After two weeks of the South American Flame relay from Bolivia, passing through the co-host cities and neighbourhoods of Medellín, the flame began its final leg at six in the evening on 19 March from the La Alpujarra Administrative Centre and was carried along Avenida San Juan to Carrera 73. There, Lucy López, national table tennis champion, received it to carry it to the north Olympic gate of the Atanasio Girardot Stadium. The South American Flame was welcomed with the following words:

Fire symbolizes purity and carries a magical, bewitching meaning; the South American flame is union and passion. In sport, fire is brotherhood, human warmth and dedication — a force that arises and becomes victory. Fire is also what rescues friendship and defeat. With fire, sport lights its Olympic spirit, and today Medellín 2010 does just that.

The flame was brought in by Jesús Augusto Romero Montoya, a Colombian Olympic gymnast who was left disabled following an injury at the Pan American Games.

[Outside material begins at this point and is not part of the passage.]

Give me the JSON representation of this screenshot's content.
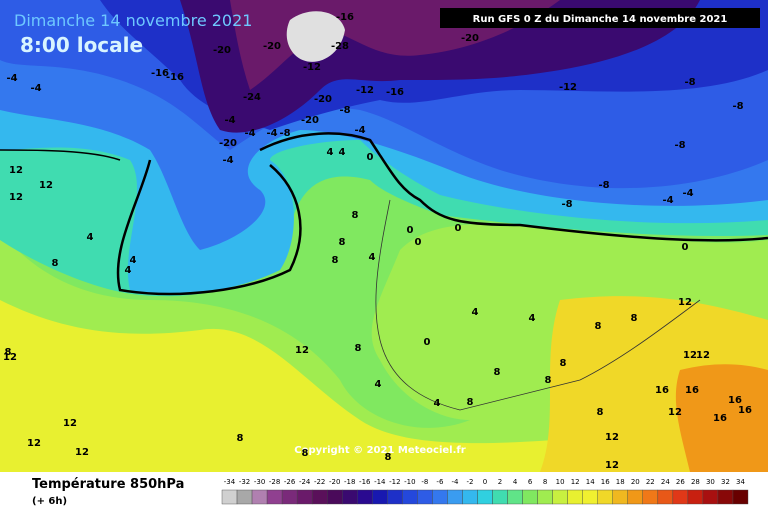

The athlete passed the torch to Olympic medalist María Isabel Urrutia, who had won a gold medal at the 2000 Summer Olympics.

The final leg of the South American Flame relay was carried out by Colombian athlete and Olympic medalist Ximena Restrepo, accompanied by two of her own children, who had also opened the opening ceremony. They carried the flame to the centre of the stage, where, accompanied by a dazzling fire act and lights, a fireworks display began that was said to be of a scale Medellín had never before witnessed.

In a display lasting five minutes, the entire area of the Atanasio Girardot Sports Unit, both inside and outside the stadium, was filled with fire and lights, celebrating the start of the days of competition.

== Broadcast ==
The Opening Ceremony was broadcast by National Television Commission of Colombia (CNTV), whose signal could be retransmitted free of charge by any interested television channels.